Enttäuschendes Verhalten

Die FAZ interviewte einen holländischen „Kuhflüsterer“, Joep Driessen. Er meinte, „dass das Leben einer Kuh nicht einfach ist. Auf der Weide ist es eigentlich ein Paradies für sie. Aber die meisten Ställe sind nicht gut genug.“ Die Weide bietet sechs Freiheiten für Kühe: „Licht, Luft, Ruhe, Raum, Futter und Wasser. In den meisten Ställen werden diese sechs Freiheiten nicht vollständig angeboten. Das ist die Hauptursache, warum die meisten Kühe nur drei Kälber bekommen, also drei Milchperioden haben und dann schon geschlachtet werden müssen – mit etwa fünf Jahren.“ In Sachsen werde ein Viertel aller Milchkühe bereits nach der Geburt ihres ersten Kalbs „ausgemustert“. In dieser kurzen Lebenszeit, in Massenställen mit Melkrobotern womöglich, kann man weder die Kuhsprache lernen noch die Kuh als Individuum wertschätzen.

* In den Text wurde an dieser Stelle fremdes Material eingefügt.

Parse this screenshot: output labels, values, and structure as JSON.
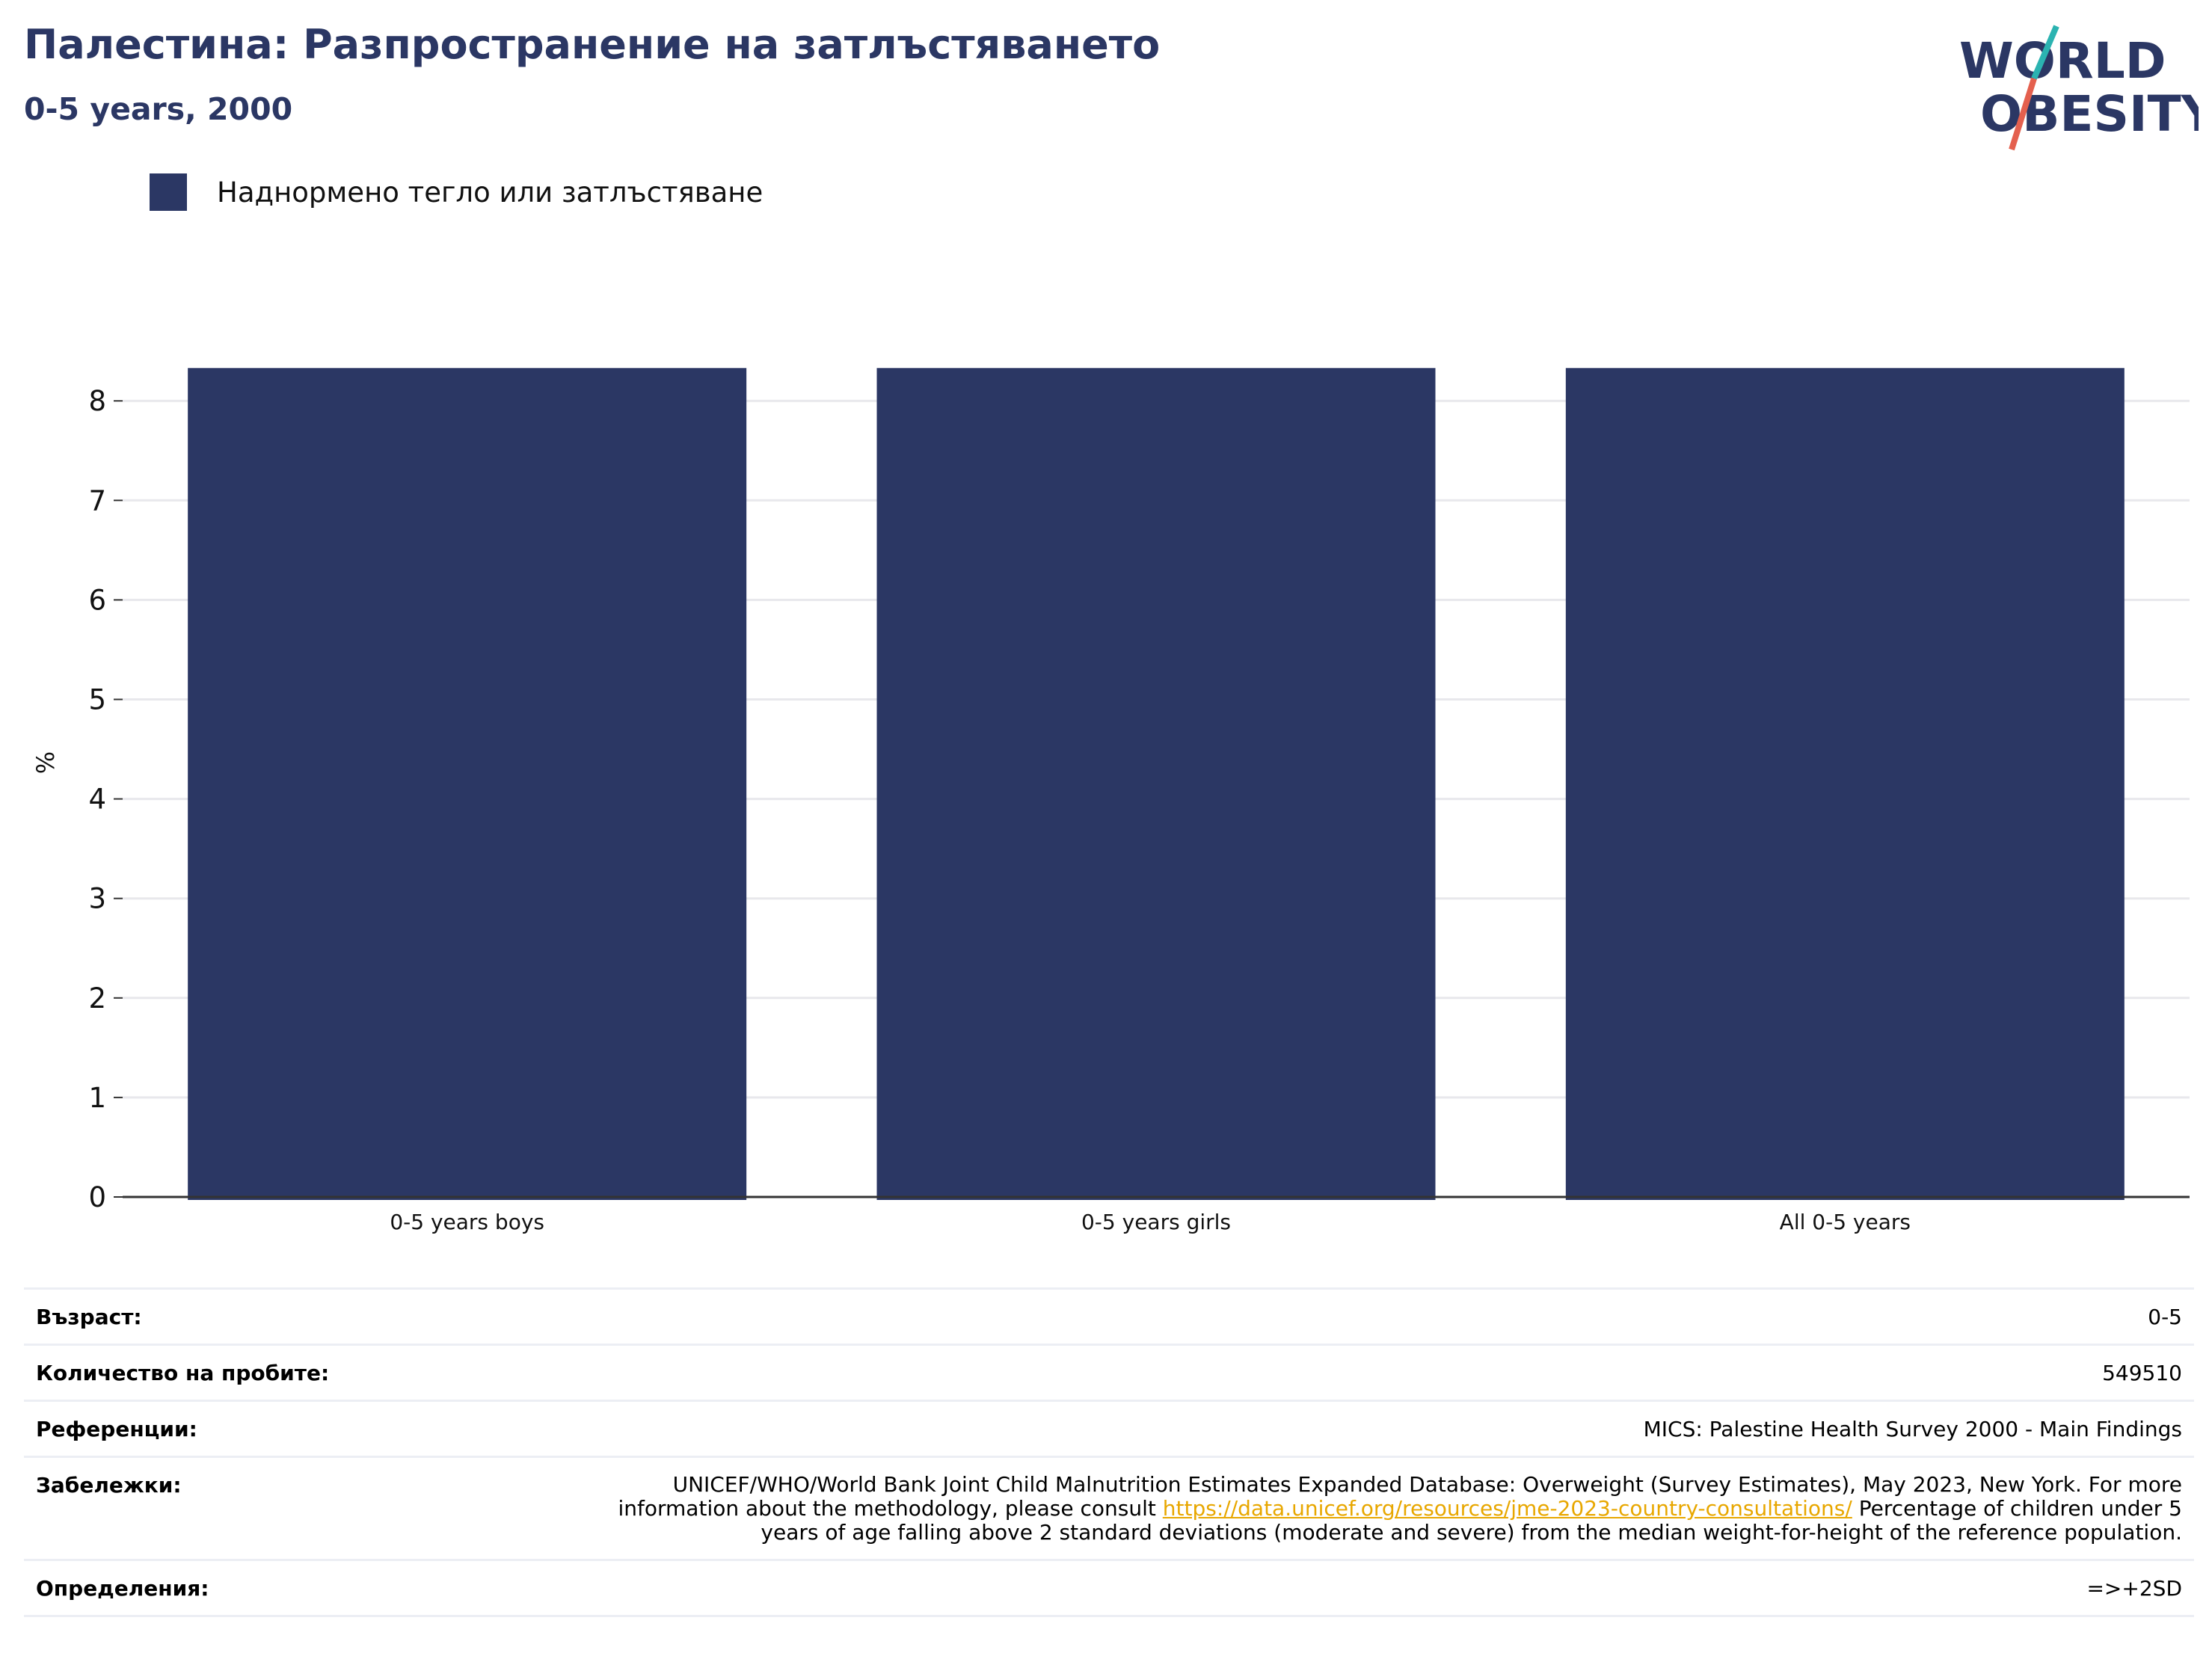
{
  "header": {
    "title": "Палестина: Разпространение на затлъстяването",
    "subtitle": "0-5 years, 2000"
  },
  "logo": {
    "line1": "WORLD",
    "line2": "OBESITY",
    "accent_teal": "#2bb3b1",
    "accent_red": "#e4604e"
  },
  "legend": {
    "label": "Наднормено тегло или затлъстяване",
    "color": "#2b3764"
  },
  "chart_data": {
    "type": "bar",
    "categories": [
      "0-5 years boys",
      "0-5 years girls",
      "All 0-5 years"
    ],
    "series": [
      {
        "name": "Наднормено тегло или затлъстяване",
        "values": [
          8.33,
          8.33,
          8.33
        ],
        "color": "#2b3764"
      }
    ],
    "ylabel": "%",
    "ylim": [
      0,
      8.5
    ],
    "yticks": [
      0,
      1,
      2,
      3,
      4,
      5,
      6,
      7,
      8
    ],
    "grid": true,
    "legend_position": "top-left"
  },
  "info": {
    "age": {
      "label": "Възраст:",
      "value": "0-5"
    },
    "sample": {
      "label": "Количество на пробите:",
      "value": "549510"
    },
    "references": {
      "label": "Референции:",
      "value": "MICS: Palestine Health Survey 2000 - Main Findings"
    },
    "notes": {
      "label": "Забележки:",
      "text_before": "UNICEF/WHO/World Bank Joint Child Malnutrition Estimates Expanded Database: Overweight (Survey Estimates), May 2023, New York. For more information about the methodology, please consult",
      "link": "https://data.unicef.org/resources/jme-2023-country-consultations/",
      "text_after": "Percentage of children under 5 years of age falling above 2 standard deviations (moderate and severe) from the median weight-for-height of the reference population."
    },
    "definitions": {
      "label": "Определения:",
      "value": "=>+2SD"
    }
  }
}
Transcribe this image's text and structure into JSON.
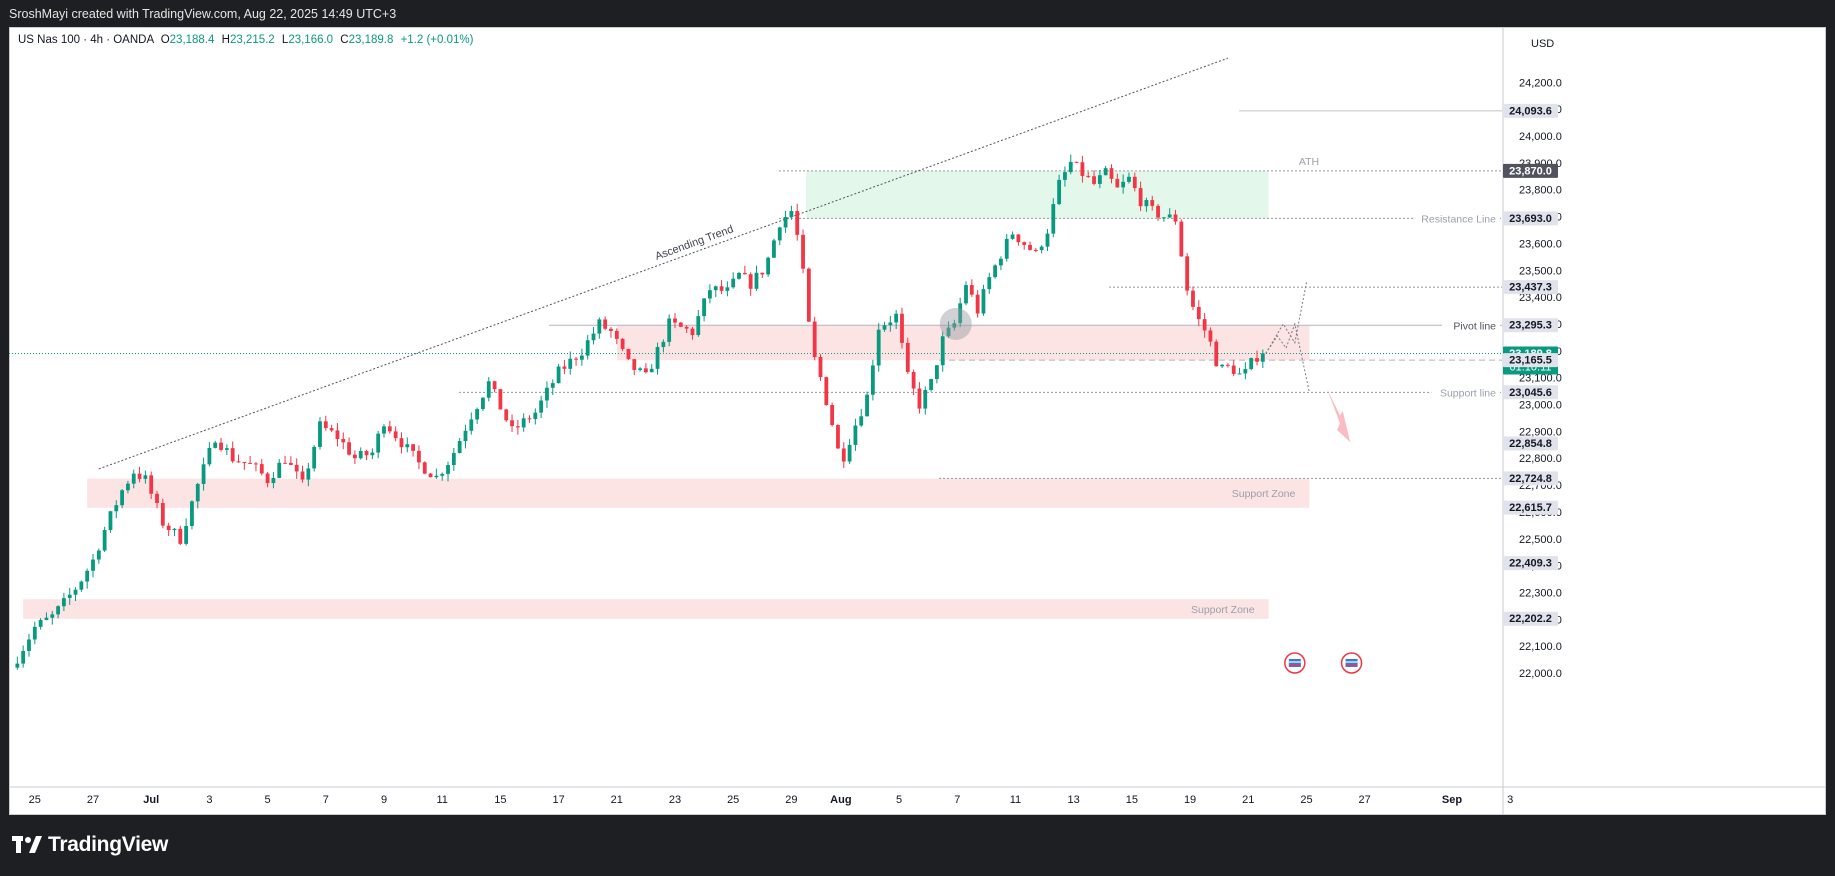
{
  "header": {
    "caption": "SroshMayi created with TradingView.com, Aug 22, 2025 14:49 UTC+3"
  },
  "legend": {
    "symbol": "US Nas 100 · 4h · OANDA",
    "o_label": "O",
    "o": "23,188.4",
    "h_label": "H",
    "h": "23,215.2",
    "l_label": "L",
    "l": "23,166.0",
    "c_label": "C",
    "c": "23,189.8",
    "change": "+1.2 (+0.01%)"
  },
  "footer": {
    "brand": "TradingView"
  },
  "colors": {
    "up": "#089981",
    "down": "#f23645",
    "zone_red": "#fce4e4",
    "zone_green": "#e3f8ea"
  },
  "chart_data": {
    "type": "candlestick",
    "instrument": "US Nas 100",
    "interval": "4h",
    "currency": "USD",
    "ylim": [
      21980,
      24300
    ],
    "y_ticks": [
      22000,
      22100,
      22200,
      22300,
      22400,
      22500,
      22600,
      22700,
      22800,
      22900,
      23000,
      23100,
      23200,
      23300,
      23400,
      23500,
      23600,
      23700,
      23800,
      23900,
      24000,
      24100,
      24200
    ],
    "y_tick_labels": [
      "22,000.0",
      "22,100.0",
      "22,200.0",
      "22,300.0",
      "22,400.0",
      "22,500.0",
      "22,600.0",
      "22,700.0",
      "22,800.0",
      "22,900.0",
      "23,000.0",
      "23,100.0",
      "23,200.0",
      "23,300.0",
      "23,400.0",
      "23,500.0",
      "23,600.0",
      "23,700.0",
      "23,800.0",
      "23,900.0",
      "24,000.0",
      "24,100.0",
      "24,200.0"
    ],
    "x_ticks": [
      {
        "day": 0,
        "label": "25"
      },
      {
        "day": 2,
        "label": "27"
      },
      {
        "day": 4,
        "label": "Jul"
      },
      {
        "day": 6,
        "label": "3"
      },
      {
        "day": 8,
        "label": "5"
      },
      {
        "day": 10,
        "label": "7"
      },
      {
        "day": 12,
        "label": "9"
      },
      {
        "day": 14,
        "label": "11"
      },
      {
        "day": 16,
        "label": "15"
      },
      {
        "day": 18,
        "label": "17"
      },
      {
        "day": 20,
        "label": "21"
      },
      {
        "day": 22,
        "label": "23"
      },
      {
        "day": 24,
        "label": "25"
      },
      {
        "day": 26,
        "label": "29"
      },
      {
        "day": 27.7,
        "label": "Aug"
      },
      {
        "day": 29.7,
        "label": "5"
      },
      {
        "day": 31.7,
        "label": "7"
      },
      {
        "day": 33.7,
        "label": "11"
      },
      {
        "day": 35.7,
        "label": "13"
      },
      {
        "day": 37.7,
        "label": "15"
      },
      {
        "day": 39.7,
        "label": "19"
      },
      {
        "day": 41.7,
        "label": "21"
      },
      {
        "day": 43.7,
        "label": "25"
      },
      {
        "day": 45.7,
        "label": "27"
      },
      {
        "day": 48.7,
        "label": "Sep"
      },
      {
        "day": 50.7,
        "label": "3"
      }
    ],
    "price_path": [
      [
        -0.8,
        22020
      ],
      [
        0,
        22170
      ],
      [
        0.6,
        22210
      ],
      [
        1,
        22260
      ],
      [
        1.5,
        22330
      ],
      [
        2,
        22420
      ],
      [
        2.5,
        22560
      ],
      [
        3,
        22680
      ],
      [
        3.4,
        22750
      ],
      [
        3.8,
        22720
      ],
      [
        4.4,
        22560
      ],
      [
        5,
        22500
      ],
      [
        5.6,
        22700
      ],
      [
        6.2,
        22880
      ],
      [
        6.8,
        22800
      ],
      [
        7.5,
        22770
      ],
      [
        8,
        22720
      ],
      [
        8.6,
        22800
      ],
      [
        9.2,
        22700
      ],
      [
        9.8,
        22920
      ],
      [
        10.4,
        22880
      ],
      [
        11,
        22800
      ],
      [
        11.6,
        22820
      ],
      [
        12,
        22940
      ],
      [
        12.6,
        22860
      ],
      [
        13.2,
        22780
      ],
      [
        13.8,
        22730
      ],
      [
        14.3,
        22800
      ],
      [
        15,
        22960
      ],
      [
        15.6,
        23080
      ],
      [
        16.4,
        22900
      ],
      [
        17.2,
        22970
      ],
      [
        18,
        23120
      ],
      [
        18.8,
        23200
      ],
      [
        19.4,
        23300
      ],
      [
        19.8,
        23270
      ],
      [
        20.4,
        23150
      ],
      [
        21,
        23100
      ],
      [
        21.8,
        23300
      ],
      [
        22.6,
        23270
      ],
      [
        23.2,
        23430
      ],
      [
        23.8,
        23420
      ],
      [
        24.2,
        23480
      ],
      [
        24.6,
        23450
      ],
      [
        25.1,
        23510
      ],
      [
        25.6,
        23680
      ],
      [
        26,
        23720
      ],
      [
        26.3,
        23580
      ],
      [
        26.7,
        23200
      ],
      [
        27,
        23100
      ],
      [
        27.4,
        22930
      ],
      [
        27.7,
        22780
      ],
      [
        28.1,
        22900
      ],
      [
        28.6,
        23030
      ],
      [
        29,
        23290
      ],
      [
        29.6,
        23330
      ],
      [
        30,
        23100
      ],
      [
        30.4,
        23000
      ],
      [
        30.8,
        23080
      ],
      [
        31.2,
        23240
      ],
      [
        31.6,
        23300
      ],
      [
        32,
        23450
      ],
      [
        32.4,
        23350
      ],
      [
        32.8,
        23470
      ],
      [
        33.2,
        23560
      ],
      [
        33.6,
        23640
      ],
      [
        34,
        23600
      ],
      [
        34.4,
        23560
      ],
      [
        34.8,
        23650
      ],
      [
        35.2,
        23820
      ],
      [
        35.6,
        23900
      ],
      [
        36,
        23860
      ],
      [
        36.4,
        23820
      ],
      [
        36.8,
        23860
      ],
      [
        37.2,
        23800
      ],
      [
        37.6,
        23840
      ],
      [
        38,
        23760
      ],
      [
        38.4,
        23720
      ],
      [
        38.8,
        23700
      ],
      [
        39.2,
        23690
      ],
      [
        39.6,
        23430
      ],
      [
        39.9,
        23330
      ],
      [
        40.3,
        23260
      ],
      [
        40.7,
        23130
      ],
      [
        41.1,
        23140
      ],
      [
        41.5,
        23100
      ],
      [
        41.9,
        23170
      ],
      [
        42.2,
        23200
      ]
    ],
    "horizontal_levels": [
      {
        "label": "ATH",
        "price": 23870
      },
      {
        "label": "Resistance Line",
        "price": 23693
      },
      {
        "label": "Pivot line",
        "price": 23295
      },
      {
        "label": "Support line",
        "price": 23045
      },
      {
        "label": "",
        "price": 24093.6
      },
      {
        "label": "",
        "price": 23437.3
      },
      {
        "label": "",
        "price": 22724.8
      }
    ],
    "zones": [
      {
        "label": "",
        "color": "green",
        "from_day": 26.5,
        "to_day": 42.4,
        "low": 23693,
        "high": 23870
      },
      {
        "label": "",
        "color": "red",
        "from_day": 20,
        "to_day": 43.8,
        "low": 23165,
        "high": 23295
      },
      {
        "label": "Support Zone",
        "color": "red",
        "from_day": 1.8,
        "to_day": 43.8,
        "low": 22615,
        "high": 22724
      },
      {
        "label": "Support Zone",
        "color": "red",
        "from_day": -0.4,
        "to_day": 42.4,
        "low": 22202,
        "high": 22275
      }
    ],
    "trendline": {
      "label": "Ascending Trend",
      "from": [
        2.2,
        22760
      ],
      "to": [
        41,
        24290
      ]
    },
    "price_tags": [
      {
        "value": "24,093.6",
        "price": 24093.6,
        "kind": "level"
      },
      {
        "value": "23,870.0",
        "price": 23870,
        "kind": "dark"
      },
      {
        "value": "23,693.0",
        "price": 23693,
        "kind": "level"
      },
      {
        "value": "23,437.3",
        "price": 23437.3,
        "kind": "level"
      },
      {
        "value": "23,295.3",
        "price": 23295.3,
        "kind": "level"
      },
      {
        "value": "23,189.8",
        "price": 23189.8,
        "kind": "current",
        "countdown": "01:10:11"
      },
      {
        "value": "23,165.5",
        "price": 23165.5,
        "kind": "level"
      },
      {
        "value": "23,045.6",
        "price": 23045.6,
        "kind": "level"
      },
      {
        "value": "22,854.8",
        "price": 22854.8,
        "kind": "level"
      },
      {
        "value": "22,724.8",
        "price": 22724.8,
        "kind": "level"
      },
      {
        "value": "22,615.7",
        "price": 22615.7,
        "kind": "level"
      },
      {
        "value": "22,409.3",
        "price": 22409.3,
        "kind": "level"
      },
      {
        "value": "22,202.2",
        "price": 22202.2,
        "kind": "level"
      }
    ]
  }
}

Aber die Forscher sind sich nicht einig: Die US-Farmerin Rosamund Young, Autorin des Buches „The Secret Lives of Cows“ (2003), versicherte: „Kühe können hochintelligent, mäßig intelligent oder begriffsstutzig sein; freundlich, besonnen, aggressiv, fügsam, erfindungsreich, stolz oder schüchtern“. Der deutsche Kuhforscher Bert Tolkamp kam zu der Erkenntnis, dass eine Kuh, die schon lange liegt, wahrscheinlich bald wieder aufstehen wird. „Ich beobachte Kühe seit vielen Jahren“, meinte er, „deswegen kann ich mit einiger Kompetenz sagen: Kühe können wirklich langweilig sein.“ Das Verhalten seiner Untersuchungsobjekte sei „äußerst enttäuschend gewesen“.

Das Wesen unserer Kultur ist Wiederkäuen. Der Forscher hätte es lernen sollen, dann könnte er sich wie die Kühe „aller schweren Gedanken, welche das Herz blähn, enthalten.“ Das meinte jedenfalls Nietzsche.